Há outras formas e há outras empresas: as Xerox, Pepsico e eBays deste mundo equilibraram as suas equipas mais depressa que outras que estão a tentar fazê-lo, como a Procter and Gamble e a Johnson&Johnson, entre muitas outras. Mas não estamos sequer perto de um equilíbrio satisfatório.

Os homens gerem melhor os bastidores e o meio social na profissão ou isso é um cliché? As mulheres têm menos habilidade nessa área?

O facto de a estrutura de liderança ser dominada por homens que falam entre si, fazem networking e não comunicam facilmente essa informação a pessoas fora do seu clube - às mulheres em especial - é uma das grandes barreiras para as mulheres entenderem as regras do jogo.

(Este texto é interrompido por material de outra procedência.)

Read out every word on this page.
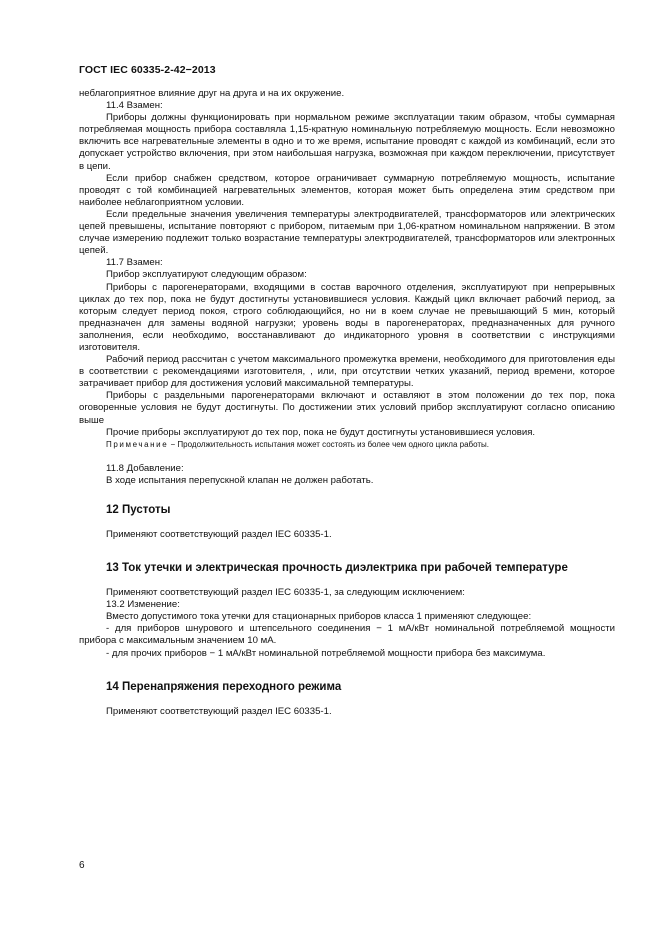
ГОСТ IEC 60335-2-42−2013

неблагоприятное влияние друг на друга и на их окружение.

11.4 Взамен:

Приборы должны функционировать при нормальном режиме эксплуатации таким образом, чтобы суммарная потребляемая мощность прибора составляла 1,15-кратную номинальную потребляемую мощность. Если невозможно включить все нагревательные элементы в одно и то же время, испытание проводят с каждой из комбинаций, если это допускает устройство включения, при этом наибольшая нагрузка, возможная при каждом переключении, присутствует в цепи.

Если прибор снабжен средством, которое ограничивает суммарную потребляемую мощность, испытание проводят с той комбинацией нагревательных элементов, которая может быть определена этим средством при наиболее неблагоприятном условии.

Если предельные значения увеличения температуры электродвигателей, трансформаторов или электрических цепей превышены, испытание повторяют с прибором, питаемым при 1,06-кратном номинальном напряжении. В этом случае измерению подлежит только возрастание температуры электродвигателей, трансформаторов или электронных цепей.

11.7 Взамен:

Прибор эксплуатируют следующим образом:

Приборы с парогенераторами, входящими в состав варочного отделения, эксплуатируют при непрерывных циклах до тех пор, пока не будут достигнуты установившиеся условия. Каждый цикл включает рабочий период, за которым следует период покоя, строго соблюдающийся, но ни в коем случае не превышающий 5 мин, который предназначен для замены водяной нагрузки; уровень воды в парогенераторах, предназначенных для ручного заполнения, если необходимо, восстанавливают до индикаторного уровня в соответствии с инструкциями изготовителя.

Рабочий период рассчитан с учетом максимального промежутка времени, необходимого для приготовления еды в соответствии с рекомендациями изготовителя, , или, при отсутствии четких указаний, период времени, которое затрачивает прибор для достижения условий максимальной температуры.

Приборы с раздельными парогенераторами включают и оставляют в этом положении до тех пор, пока оговоренные условия не будут достигнуты. По достижении этих условий прибор эксплуатируют согласно описанию выше

Прочие приборы эксплуатируют до тех пор, пока не будут достигнуты установившиеся условия.

Примечание − Продолжительность испытания может состоять из более чем одного цикла работы.

11.8 Добавление:

В ходе испытания перепускной клапан не должен работать.

12 Пустоты

Применяют соответствующий раздел IEC 60335-1.

13 Ток утечки и электрическая прочность диэлектрика при рабочей температуре

Применяют соответствующий раздел IEC 60335-1, за следующим исключением:

13.2 Изменение:

Вместо допустимого тока утечки для стационарных приборов класса 1 применяют следующее:

- для приборов шнурового и штепсельного соединения − 1 мА/кВт номинальной потребляемой мощности прибора с максимальным значением 10 мА.

- для прочих приборов − 1 мА/кВт номинальной потребляемой мощности прибора без максимума.

14 Перенапряжения переходного режима

Применяют соответствующий раздел IEC 60335-1.

6
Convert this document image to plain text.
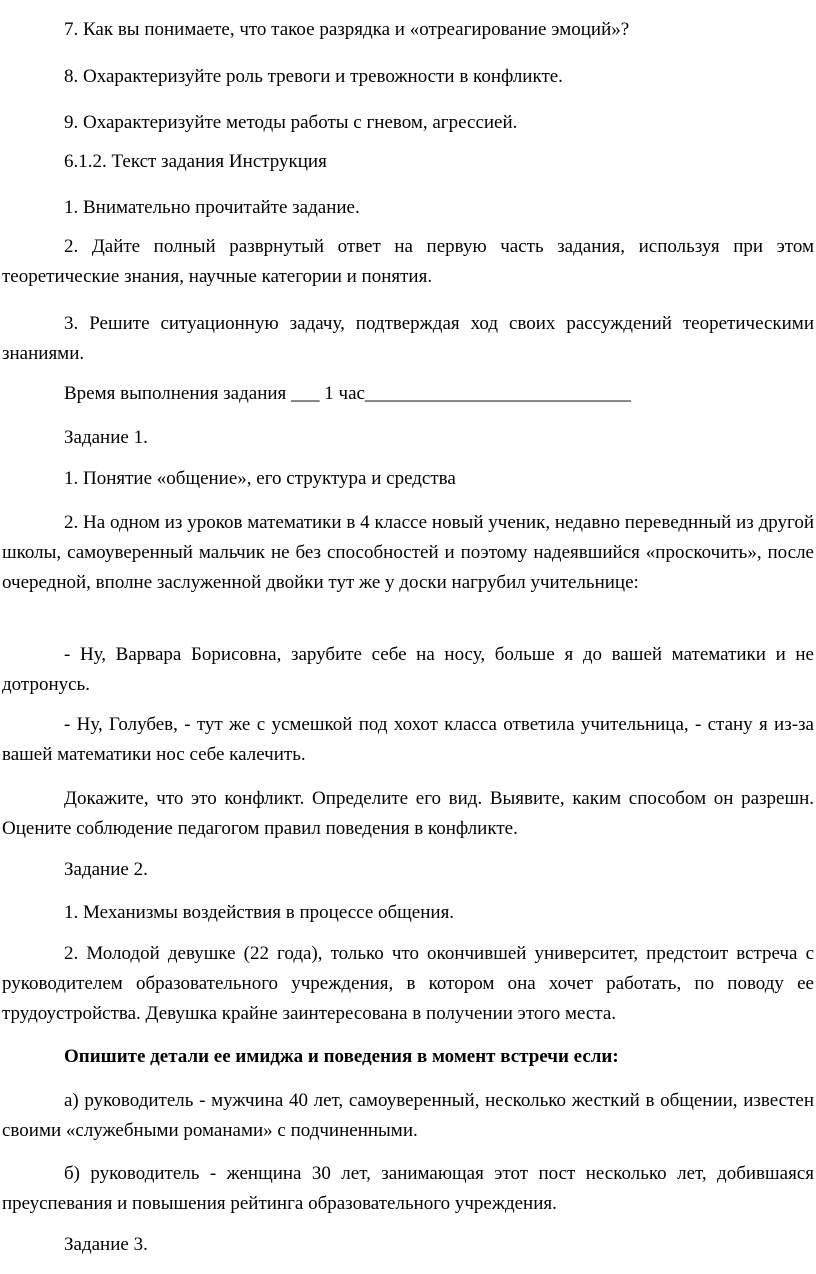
7. Как вы понимаете, что такое разрядка и «отреагирование эмоций»?

8. Охарактеризуйте роль тревоги и тревожности в конфликте.

9. Охарактеризуйте методы работы с гневом, агрессией.

6.1.2. Текст задания Инструкция

1. Внимательно прочитайте задание.

2. Дайте полный разврнутый ответ на первую часть задания, используя при этом теоретические знания, научные категории и понятия.

3. Решите ситуационную задачу, подтверждая ход своих рассуждений теоретическими знаниями.

Время выполнения задания ___ 1 час____________________________

Задание 1.

1. Понятие «общение», его структура и средства

2. На одном из уроков математики в 4 классе новый ученик, недавно переведнный из другой школы, самоуверенный мальчик не без способностей и поэтому надеявшийся «проскочить», после очередной, вполне заслуженной двойки тут же у доски нагрубил учительнице:

- Ну, Варвара Борисовна, зарубите себе на носу, больше я до вашей математики и не дотронусь.

- Ну, Голубев, - тут же с усмешкой под хохот класса ответила учительница, - стану я из-за вашей математики нос себе калечить.

Докажите, что это конфликт. Определите его вид. Выявите, каким способом он разрешн. Оцените соблюдение педагогом правил поведения в конфликте.

Задание 2.

1. Механизмы воздействия в процессе общения.

2. Молодой девушке (22 года), только что окончившей университет, предстоит встреча с руководителем образовательного учреждения, в котором она хочет работать, по поводу ее трудоустройства. Девушка крайне заинтересована в получении этого места.

Опишите детали ее имиджа и поведения в момент встречи если:

а) руководитель - мужчина 40 лет, самоуверенный, несколько жесткий в общении, известен своими «служебными романами» с подчиненными.

б) руководитель - женщина 30 лет, занимающая этот пост несколько лет, добившаяся преуспевания и повышения рейтинга образовательного учреждения.

Задание 3.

As mulheres são melhores net-workers que os homens e todos sabemos isso - todo o homem sabe que a sua mulher é a única que faz networking (sorrisos). As mulheres fazem-no, mas como o seu nível de partilha de informação não é relevante para o poder, não as ajuda em termos de carreira. Os homens que partilham informações com os que estão no poder aprendem sobre os corredores, como se singra numa organização. As mulheres são hoje excluídas desse tipo de informação e isso não é um "problema delas" - é um problema da organização.

Os homens têm medo dos sinais da ascensão imparável das mulheres na hierarquia?

Gostaria que fosse isso, mas não estamos aí ainda. Acho que o medo pode chegar, mas por enquanto estamos numa total falta de consciencialização sobre o problema. Não têm medo porque não pensaram neste assunto dois minutos sequer nas suas carreiras.

Quanto tempo levará esta mudança? Nos últimos 50 anos houve mudanças em que ninguém acreditaria nessa altura. Penso que daqui a 50 anos a sensação será a mesma.